M.kazem Akhgary
M.kazem Akhgary

Reputation: 19149

dynamic dispatch performance for generics

I have more than 30 classes that are used as generic parameter for a class Child. here TKind can be any class from set of about 30 classes.

internal sealed class Child<TKind> : Base
{
    public override void SupplyTo(IBuilder builder)
    {
        builder.AddPart((dynamic)this);
    }
}

The builder has AddPart overload for all 30 cases that we can have.

This will not compile :

 builder.AddPart(this);

because this is a generic type and compiler cant resolve method overload. because it doesn't know if overload is provided for this generic type or not.

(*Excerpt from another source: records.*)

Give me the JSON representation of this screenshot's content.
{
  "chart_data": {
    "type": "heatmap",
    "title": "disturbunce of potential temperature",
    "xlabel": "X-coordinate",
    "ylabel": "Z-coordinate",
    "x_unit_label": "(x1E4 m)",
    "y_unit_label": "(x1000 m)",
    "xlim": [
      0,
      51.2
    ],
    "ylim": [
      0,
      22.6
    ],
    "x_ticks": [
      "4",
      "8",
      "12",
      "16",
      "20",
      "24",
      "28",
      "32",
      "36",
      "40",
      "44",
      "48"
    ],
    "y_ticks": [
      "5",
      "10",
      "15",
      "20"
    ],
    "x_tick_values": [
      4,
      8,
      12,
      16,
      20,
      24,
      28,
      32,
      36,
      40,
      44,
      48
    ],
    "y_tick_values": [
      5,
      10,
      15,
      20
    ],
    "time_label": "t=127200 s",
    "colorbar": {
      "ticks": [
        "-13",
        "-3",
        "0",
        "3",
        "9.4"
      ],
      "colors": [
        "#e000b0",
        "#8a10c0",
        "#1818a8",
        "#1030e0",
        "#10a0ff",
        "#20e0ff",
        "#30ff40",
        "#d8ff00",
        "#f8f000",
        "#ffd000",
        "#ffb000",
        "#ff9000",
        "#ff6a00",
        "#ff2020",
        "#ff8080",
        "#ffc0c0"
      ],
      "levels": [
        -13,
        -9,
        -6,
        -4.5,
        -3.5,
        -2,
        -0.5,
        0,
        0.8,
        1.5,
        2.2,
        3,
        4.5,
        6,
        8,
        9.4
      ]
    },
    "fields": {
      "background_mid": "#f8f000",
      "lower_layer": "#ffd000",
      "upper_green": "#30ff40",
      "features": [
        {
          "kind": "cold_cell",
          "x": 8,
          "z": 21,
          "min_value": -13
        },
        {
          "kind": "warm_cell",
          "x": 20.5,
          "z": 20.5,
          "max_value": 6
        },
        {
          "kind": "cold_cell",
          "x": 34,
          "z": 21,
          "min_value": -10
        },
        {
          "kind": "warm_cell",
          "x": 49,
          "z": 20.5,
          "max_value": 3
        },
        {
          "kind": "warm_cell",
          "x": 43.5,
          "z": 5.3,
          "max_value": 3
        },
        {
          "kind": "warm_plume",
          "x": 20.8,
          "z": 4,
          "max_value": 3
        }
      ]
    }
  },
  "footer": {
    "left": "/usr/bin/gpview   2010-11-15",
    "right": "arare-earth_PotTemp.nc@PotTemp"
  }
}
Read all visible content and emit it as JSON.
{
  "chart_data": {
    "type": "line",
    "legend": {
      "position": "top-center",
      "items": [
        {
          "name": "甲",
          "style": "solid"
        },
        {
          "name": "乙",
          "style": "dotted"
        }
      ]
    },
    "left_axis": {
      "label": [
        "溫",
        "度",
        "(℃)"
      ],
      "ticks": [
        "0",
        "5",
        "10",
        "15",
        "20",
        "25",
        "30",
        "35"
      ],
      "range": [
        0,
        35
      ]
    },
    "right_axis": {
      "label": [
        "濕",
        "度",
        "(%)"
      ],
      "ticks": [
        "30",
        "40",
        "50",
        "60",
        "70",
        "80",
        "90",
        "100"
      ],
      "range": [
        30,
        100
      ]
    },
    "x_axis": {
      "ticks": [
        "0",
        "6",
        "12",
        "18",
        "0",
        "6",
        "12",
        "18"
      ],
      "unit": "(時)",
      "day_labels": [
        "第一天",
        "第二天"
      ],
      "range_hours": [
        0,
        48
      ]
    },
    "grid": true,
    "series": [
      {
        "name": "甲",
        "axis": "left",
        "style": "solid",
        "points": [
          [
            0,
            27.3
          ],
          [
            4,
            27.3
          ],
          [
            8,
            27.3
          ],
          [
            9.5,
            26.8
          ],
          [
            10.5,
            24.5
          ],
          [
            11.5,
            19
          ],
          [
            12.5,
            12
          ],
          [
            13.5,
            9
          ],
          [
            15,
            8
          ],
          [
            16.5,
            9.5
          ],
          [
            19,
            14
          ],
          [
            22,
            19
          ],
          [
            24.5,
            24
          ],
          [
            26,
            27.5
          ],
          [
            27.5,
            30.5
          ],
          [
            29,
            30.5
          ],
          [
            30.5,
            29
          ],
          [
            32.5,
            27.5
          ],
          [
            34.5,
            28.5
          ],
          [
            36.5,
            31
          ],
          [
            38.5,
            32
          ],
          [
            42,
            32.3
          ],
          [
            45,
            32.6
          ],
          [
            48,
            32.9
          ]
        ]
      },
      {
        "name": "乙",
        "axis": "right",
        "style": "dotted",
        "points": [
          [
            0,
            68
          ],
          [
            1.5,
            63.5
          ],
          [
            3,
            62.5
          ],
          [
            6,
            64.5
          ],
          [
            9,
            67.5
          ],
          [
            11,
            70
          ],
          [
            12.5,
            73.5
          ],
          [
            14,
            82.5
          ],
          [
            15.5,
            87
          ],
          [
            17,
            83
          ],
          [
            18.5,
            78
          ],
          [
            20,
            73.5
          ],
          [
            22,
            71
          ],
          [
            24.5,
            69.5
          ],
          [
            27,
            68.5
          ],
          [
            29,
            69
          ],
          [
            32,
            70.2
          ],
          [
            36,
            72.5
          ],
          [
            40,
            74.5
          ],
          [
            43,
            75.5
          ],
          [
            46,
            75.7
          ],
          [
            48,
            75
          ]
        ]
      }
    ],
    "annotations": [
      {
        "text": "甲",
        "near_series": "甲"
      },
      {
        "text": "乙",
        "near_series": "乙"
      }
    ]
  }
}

but this will compile since we are using dynamic dispatch and method overload is resolved at runtime.

builder.AddPart((dynamic)this);

I'm worrying about performance. AddPart overloads may be called thousands times. does compiler optimize dynamic part after it resolves overload for the first time for each generic type? does it know that this will be always the same type in that context?

will only first call for each generic type be an expensive call and rest of the calls will be like directly calling a method overload?

Lets give an example. first approach :

 foreach(Base item in items)
 {
     builder.AddPart((dynamic)item); // dynamic dispatch
 }

I assume here compiler can not optimize dynamic call because item can be anything.

second approach:

 foreach(Base item in items)
 {
     item.SupplyTo(builder); // double dispatch
 }

but in the above example we are using visitor pattern, and in each generic class, this is always same type. so there should be some optimizations in second approach?

Upvotes: 0

Views: 411

Answers (1)

Dmitri Nesteruk
Dmitri Nesteruk

Reputation: 23799

Let me try to answer your questions one by one.

First, dynamic dispatch is expensive, and it's especially expensive in iterative setting. A program doing dynamic dispatch thousands of times will see Python-level performance, meaning some operations will end up human-noticeable because of how slow they are.

Second, dynamic dispatch works in really funny ways when it comes to inheritance, particularly when happens on dynamic calls on overloaded members. It's not always straightforward. Because of this, I'd guess you're unlikely to see call site caching in your particular example.

Double dispatch will, of course, work much faster because it's much easier to determine what to call.